Tosfos asks: there is a din that the location of the beis ha'sekila must be outside the machaneh, which would mean outside the walls of the city. How then can the naara be stoned on the doorstep of beis din? Beis din sits in the city somewhere, not outside it!
Tosfos answers with a chiddush: a city which is majority aku"m no longer has the din of machaneh yisrael. A metzora would not have to be sent outside its walls, and neither must the beis ha'sekila be located outside its walls.
What's the basis for this idea? Rashash suggests that Tos follows the view that when an aku"m has a kinyan in Eretz Yisrael it removes the kedushas ha'aretz.

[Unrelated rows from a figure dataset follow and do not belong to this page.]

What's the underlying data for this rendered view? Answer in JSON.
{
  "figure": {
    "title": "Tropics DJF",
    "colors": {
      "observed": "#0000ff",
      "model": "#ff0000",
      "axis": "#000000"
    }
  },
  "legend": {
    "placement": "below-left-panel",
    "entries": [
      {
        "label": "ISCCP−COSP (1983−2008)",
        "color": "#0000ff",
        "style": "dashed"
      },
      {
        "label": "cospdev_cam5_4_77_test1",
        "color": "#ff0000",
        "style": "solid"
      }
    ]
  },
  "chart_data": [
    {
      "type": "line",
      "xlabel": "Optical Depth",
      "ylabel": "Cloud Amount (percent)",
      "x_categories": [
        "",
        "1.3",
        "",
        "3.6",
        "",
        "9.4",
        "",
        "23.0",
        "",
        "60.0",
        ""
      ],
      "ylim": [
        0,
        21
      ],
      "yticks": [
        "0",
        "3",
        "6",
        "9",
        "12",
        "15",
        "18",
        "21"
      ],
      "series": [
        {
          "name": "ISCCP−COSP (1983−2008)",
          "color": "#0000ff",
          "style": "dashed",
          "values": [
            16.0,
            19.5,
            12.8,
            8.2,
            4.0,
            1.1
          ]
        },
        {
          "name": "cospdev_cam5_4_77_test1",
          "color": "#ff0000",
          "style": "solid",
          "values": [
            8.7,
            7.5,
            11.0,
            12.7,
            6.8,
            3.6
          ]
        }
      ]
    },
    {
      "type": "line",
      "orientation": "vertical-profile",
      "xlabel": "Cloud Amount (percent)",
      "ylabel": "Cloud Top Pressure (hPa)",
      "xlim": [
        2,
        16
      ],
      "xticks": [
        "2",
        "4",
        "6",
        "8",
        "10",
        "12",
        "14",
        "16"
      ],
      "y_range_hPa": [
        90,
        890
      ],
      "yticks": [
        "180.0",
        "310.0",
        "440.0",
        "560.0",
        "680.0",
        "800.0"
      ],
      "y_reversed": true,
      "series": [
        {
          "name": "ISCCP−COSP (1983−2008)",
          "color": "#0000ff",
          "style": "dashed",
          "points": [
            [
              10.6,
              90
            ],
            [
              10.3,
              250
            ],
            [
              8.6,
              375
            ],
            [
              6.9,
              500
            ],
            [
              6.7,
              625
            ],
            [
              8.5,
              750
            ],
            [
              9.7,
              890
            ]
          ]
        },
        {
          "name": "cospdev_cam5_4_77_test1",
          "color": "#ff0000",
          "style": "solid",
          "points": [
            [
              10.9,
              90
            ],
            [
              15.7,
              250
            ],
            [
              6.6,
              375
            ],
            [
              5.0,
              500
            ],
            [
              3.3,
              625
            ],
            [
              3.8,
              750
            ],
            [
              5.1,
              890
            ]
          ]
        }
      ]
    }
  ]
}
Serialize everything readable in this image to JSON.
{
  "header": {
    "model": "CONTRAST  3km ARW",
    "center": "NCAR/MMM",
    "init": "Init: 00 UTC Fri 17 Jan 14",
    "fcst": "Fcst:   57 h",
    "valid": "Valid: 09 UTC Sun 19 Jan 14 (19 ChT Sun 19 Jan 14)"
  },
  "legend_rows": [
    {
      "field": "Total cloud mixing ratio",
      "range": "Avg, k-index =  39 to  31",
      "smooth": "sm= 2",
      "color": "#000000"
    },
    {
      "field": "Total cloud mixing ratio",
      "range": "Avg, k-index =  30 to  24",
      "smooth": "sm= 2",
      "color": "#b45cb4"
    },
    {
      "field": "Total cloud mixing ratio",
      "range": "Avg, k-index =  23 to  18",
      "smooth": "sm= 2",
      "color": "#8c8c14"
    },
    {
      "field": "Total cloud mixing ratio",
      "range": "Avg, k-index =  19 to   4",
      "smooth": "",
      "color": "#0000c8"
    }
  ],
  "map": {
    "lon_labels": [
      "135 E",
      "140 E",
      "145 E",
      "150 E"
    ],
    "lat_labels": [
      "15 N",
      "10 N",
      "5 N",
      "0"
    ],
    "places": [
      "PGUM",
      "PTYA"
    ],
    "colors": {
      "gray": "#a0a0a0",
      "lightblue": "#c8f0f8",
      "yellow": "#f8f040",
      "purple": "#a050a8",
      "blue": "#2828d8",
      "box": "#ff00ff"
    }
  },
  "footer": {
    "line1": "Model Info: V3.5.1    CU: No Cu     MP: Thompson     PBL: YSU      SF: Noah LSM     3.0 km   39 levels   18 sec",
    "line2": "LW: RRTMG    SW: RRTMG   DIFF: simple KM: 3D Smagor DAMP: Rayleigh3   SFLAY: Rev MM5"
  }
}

R' Shachter and R' Bakshi Doron each offer alternative explanations for the shitas haTos, the common denominator between them being that it has nothing to do with kinyan. (Mishne la'Melech writes that the Rambam agrees with Tos din, but the Rambam does not hold that an aku"m's kinyan has an effect on kedushas ha'aretz, so there must be some other hesber.) R' Shachter (p24 here) quotes a GR"A that cites a Yerushalmi that holds a city that is rov aku"m is like a ruin. R' Bakshi Doron writes (seems to me that the language gets a bit muddled at the end of this teshuvah) that having a rov yisrael in a city is what endows it with the potential to be a machaneh yisrael if it has a wall.

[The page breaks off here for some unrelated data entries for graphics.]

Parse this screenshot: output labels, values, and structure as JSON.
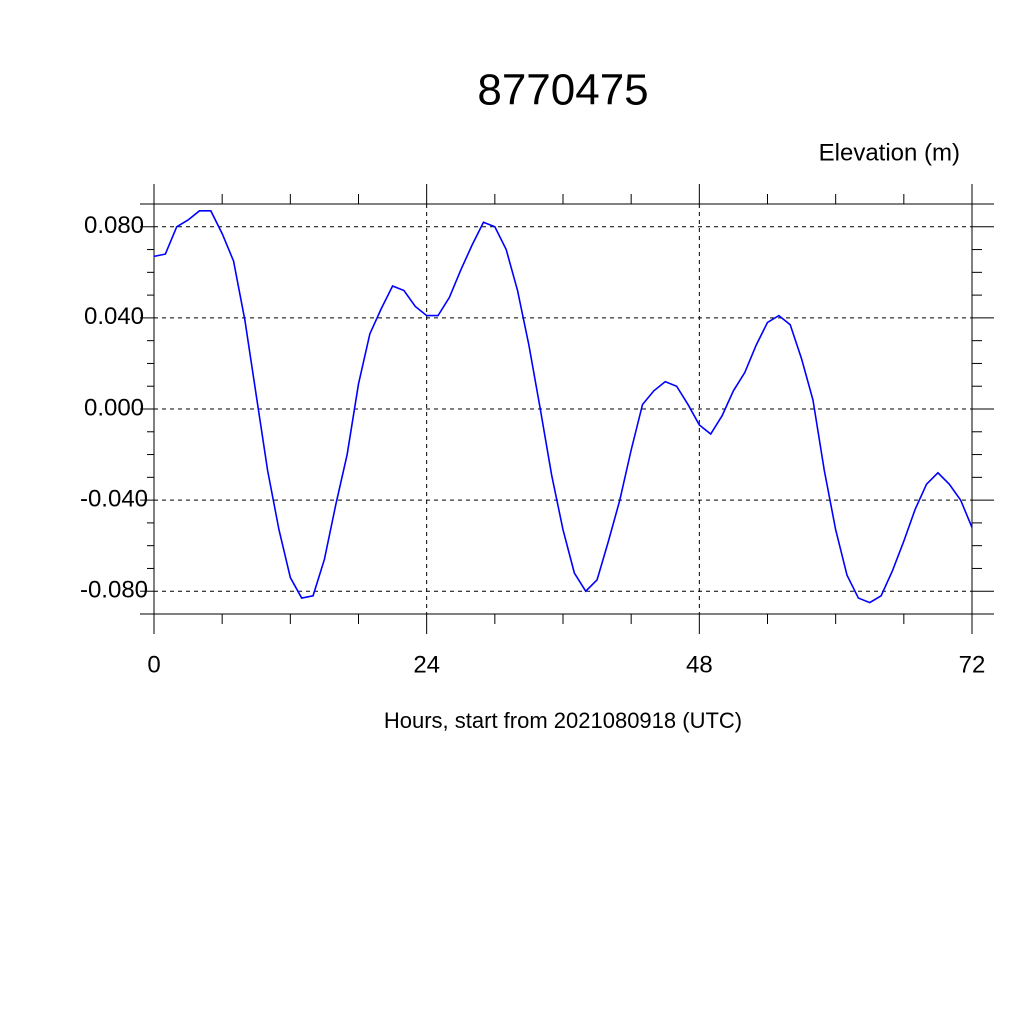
{
  "chart_data": {
    "type": "line",
    "title": "8770475",
    "ylabel": "Elevation (m)",
    "xlabel": "Hours, start from 2021080918 (UTC)",
    "x": [
      0,
      1,
      2,
      3,
      4,
      5,
      6,
      7,
      8,
      9,
      10,
      11,
      12,
      13,
      14,
      15,
      16,
      17,
      18,
      19,
      20,
      21,
      22,
      23,
      24,
      25,
      26,
      27,
      28,
      29,
      30,
      31,
      32,
      33,
      34,
      35,
      36,
      37,
      38,
      39,
      40,
      41,
      42,
      43,
      44,
      45,
      46,
      47,
      48,
      49,
      50,
      51,
      52,
      53,
      54,
      55,
      56,
      57,
      58,
      59,
      60,
      61,
      62,
      63,
      64,
      65,
      66,
      67,
      68,
      69,
      70,
      71,
      72
    ],
    "series": [
      {
        "name": "Elevation",
        "color": "#0000ff",
        "values": [
          0.067,
          0.068,
          0.08,
          0.083,
          0.087,
          0.087,
          0.077,
          0.065,
          0.039,
          0.006,
          -0.027,
          -0.053,
          -0.074,
          -0.083,
          -0.082,
          -0.066,
          -0.042,
          -0.02,
          0.011,
          0.033,
          0.044,
          0.054,
          0.052,
          0.045,
          0.041,
          0.041,
          0.049,
          0.061,
          0.072,
          0.082,
          0.08,
          0.07,
          0.052,
          0.028,
          0.0,
          -0.029,
          -0.053,
          -0.072,
          -0.08,
          -0.075,
          -0.058,
          -0.04,
          -0.018,
          0.002,
          0.008,
          0.012,
          0.01,
          0.002,
          -0.007,
          -0.011,
          -0.003,
          0.008,
          0.016,
          0.028,
          0.038,
          0.041,
          0.037,
          0.022,
          0.004,
          -0.027,
          -0.053,
          -0.073,
          -0.083,
          -0.085,
          -0.082,
          -0.071,
          -0.058,
          -0.044,
          -0.033,
          -0.028,
          -0.033,
          -0.04,
          -0.052
        ]
      }
    ],
    "xlim": [
      0,
      72
    ],
    "xticks": [
      0,
      24,
      48,
      72
    ],
    "ylim": [
      -0.09,
      0.09
    ],
    "yticks": [
      {
        "value": -0.08,
        "label": "-0.080"
      },
      {
        "value": -0.04,
        "label": "-0.040"
      },
      {
        "value": 0,
        "label": "0.000"
      },
      {
        "value": 0.04,
        "label": "0.040"
      },
      {
        "value": 0.08,
        "label": "0.080"
      }
    ],
    "grid": true
  }
}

Either way, based on this Tos, R' Shachter and R' Bakshi Doron suggest a deeper meaning behind the gemara that says it is better to live in a city in Efretz Yisrael where there are a majority of aku"m than to live in chu"l in a city with a majority of frum residents (Kes 110). One might have thought that the mitzvah of yishuv haaretz does not apply to a city of rov aku"m because there is no kedushas yisrael to that city anymore. Kah mashma lan that the mitzvah of yishuv haaretz is not dependent on the kedusha of the land, but rather simply on its geographical location, i.e. the shem Eretz Yisrael, not the kedushas ha'aretz (as RYBS formulated the distinction -- see these posts I, II for more on that.)
In the Oznayim laTorah, R' Sorotzkin is medayek in the language of the pasuk regarding nigei batim. "V'kipeir al ha'bayis" (19:53) -- is it the house, an inanimate object, which needs kaparah?! He explains that a Jewish home that has a mezuzah on the door, where Torah is learned, a home that is the center of a frum life, becomes a makom kadosh. When there is a nega, that kedusha is defiled temporarily and needs to be restored.
The same can be said about a city which has a rov yisrael living in it in Eretz Yisrael. The religious life of its inhabitants makes the city a special place.